Outbound internet traffic can additionally be funneled through a single
allowlist-enforced egress gateway (opt-in via AIBOX_COMPOSE_EGRESS=1, or the
egress / egress_enforce inputs on the GitHub Actions deploy). It is
observe-only by default — see Egress gateway.
Codex chat turns can optionally run inside a Firecracker microVM (opt-in via
AIBOX_COMPOSE_CODEX_FIRECRACKER=1, the codex_firecracker overlay key in
deploy/envs/config.<env>.toml, or aibox-ctl deploy --codex-firecracker). It
is off by default and safe to enable — the backend falls back to the in-process
Codex path when the host is unprovisioned or a guest boot fails.
Supported compose modes
scripts/compose.sh is the source of truth for posture mode names. Posture is
orthogonal to the GPU axis: pick a posture, then select GPU support separately
via AIBOX_GPU (off|single|multi|vision). The supported posture modes are:
| Family | Modes |
|---|---|
| Development | dev, dev-lite |
| Production | prod |
| Bootstrap/internal | base, install |
GPU is selected on the orthogonal AIBOX_GPU axis (off|single|multi|vision)
on the dev and prod postures — make up GPU=single|multi|vision,
make up-prod GPU=single|multi|vision, aibox-ctl deploy --gpu single|multi|vision,
or the gpu input on the GitHub Actions deploy. See Compose modes.
The dev-lite posture is configurable per service: make dev-select (or
make up-lite) picks which services run as real (built locally), stub
(lightweight stand-in), or off, driven by config/dev-bundles.toml groups and
bundles. See Configurable local stack.
Profile matrix
Profiles live in config/profiles/*.toml and the active one is selected
by writing its slug into config/profiles/.active (or via
scripts/use-env.sh <profile>). make render-compose-env regenerates
deploy/.compose.env from the active profile + secrets manifest.
There is one profile: single-tenant. It is the only profile shipped under
config/profiles/.
| Profile | Tenancy | Inference egress | Vision model |
|---|---|---|---|
single-tenant | One pinned tenant (tenancy.single_tenant_id, default default) | Local-only out of the box — on first boot the inference-router seeds every role to the bundled vLLM model, and inference only leaves the box if an admin registers an external provider and allowlists it on the egress gateway | qwen3-vl (requires make up GPU=vision) |
Customer/site-specific inputs live in deploy/envs/config.<env>.toml for the
dev / demo / eg-prod environments and are consumed by deployment/CI
automation. scripts/render-compose-env.py does not merge those files into
deploy/.compose.env; it renders from the active profile plus secret files.
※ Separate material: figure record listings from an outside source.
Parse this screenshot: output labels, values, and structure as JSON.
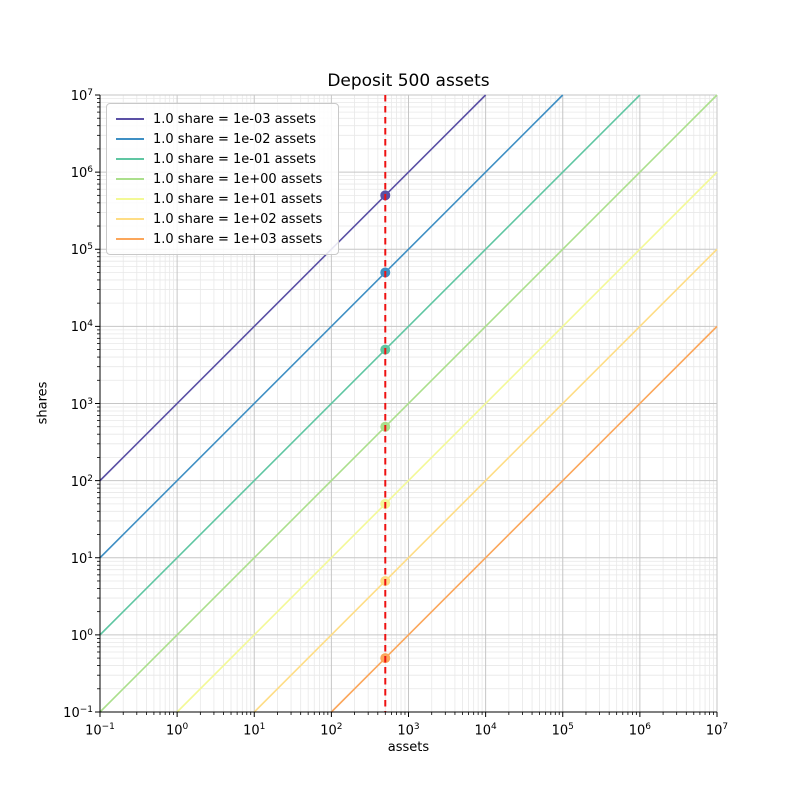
{
  "chart_data": {
    "type": "line",
    "title": "Deposit 500 assets",
    "xlabel": "assets",
    "ylabel": "shares",
    "xscale": "log",
    "yscale": "log",
    "xlim": [
      0.1,
      10000000
    ],
    "ylim": [
      0.1,
      10000000
    ],
    "grid": "major and minor, light gray",
    "legend_position": "upper left",
    "tick_exponents": [
      -1,
      0,
      1,
      2,
      3,
      4,
      5,
      6,
      7
    ],
    "deposit": {
      "assets": 500,
      "line_color": "#ee1111",
      "line_style": "dashed"
    },
    "series": [
      {
        "label": "1.0 share = 1e-03 assets",
        "assets_per_share": 0.001,
        "color": "#5a50a5",
        "marker_x": 500,
        "marker_y": 500000
      },
      {
        "label": "1.0 share = 1e-02 assets",
        "assets_per_share": 0.01,
        "color": "#3e8fc4",
        "marker_x": 500,
        "marker_y": 50000
      },
      {
        "label": "1.0 share = 1e-01 assets",
        "assets_per_share": 0.1,
        "color": "#5fc6a2",
        "marker_x": 500,
        "marker_y": 5000
      },
      {
        "label": "1.0 share = 1e+00 assets",
        "assets_per_share": 1,
        "color": "#abdf8c",
        "marker_x": 500,
        "marker_y": 500
      },
      {
        "label": "1.0 share = 1e+01 assets",
        "assets_per_share": 10,
        "color": "#f3f996",
        "marker_x": 500,
        "marker_y": 50
      },
      {
        "label": "1.0 share = 1e+02 assets",
        "assets_per_share": 100,
        "color": "#fedd85",
        "marker_x": 500,
        "marker_y": 5
      },
      {
        "label": "1.0 share = 1e+03 assets",
        "assets_per_share": 1000,
        "color": "#fba65a",
        "marker_x": 500,
        "marker_y": 0.5
      }
    ]
  }
}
The legacy production target was renamed to eg-prod in commit cfd3286d.
Configuration surface
| Surface | File | Purpose |
|---|---|---|
| Compose env | deploy/.compose.env | Generated from active profile + secret listings by make render-compose-env. Do not edit by hand. |
| Active profile pointer | config/profiles/.active | Plain text file containing the active profile slug. |
| Profile TOML | config/profiles/single-tenant.toml | Topology + feature flags. |
| Deploy env input | deploy/envs/config.{dev,demo,eg-prod}.toml | Environment-specific deployment input; not merged by make render-compose-env. |
| Secrets manifest | deploy/secrets.manifest.toml | Declares the 52 secret files and how to generate them. |
| Secrets directory | deploy/secrets/ | One file per secret, mode 0644, dir 0700. |
| Compose dispatcher | scripts/compose.sh | Single entry point that picks the right -f overlay set per mode. |
| Stack record | deploy/aibox-stack.toml | Written by make stack-record; used by make down/make status to recover the active mode. |
Quick links
- Compose modes — every
up-*target, every overlay file. - Helm chart — what works today, what's missing.
- Single-port edge — how the
prodposture collapses everything behind one TLS port. - Secrets —
make ensure-secrets, escrow, rotation, sealing. - Multi-vLLM router — Gemma + Qwen behind OpenResty on one GPU.
Verify
make plan # dry-run the resolved compose mode (no containers touched)
make status # compare the running stack against its recorded mode
make health # readiness + liveness probes for every service
The recorded mode lives in deploy/aibox-stack.toml (printed by
make stack-show). If make status reports drift, re-run the matching
make up-* target — never docker compose up directly.
Verified against commit 5187b91e (2026-06-11) · sources 181b3bddde2d.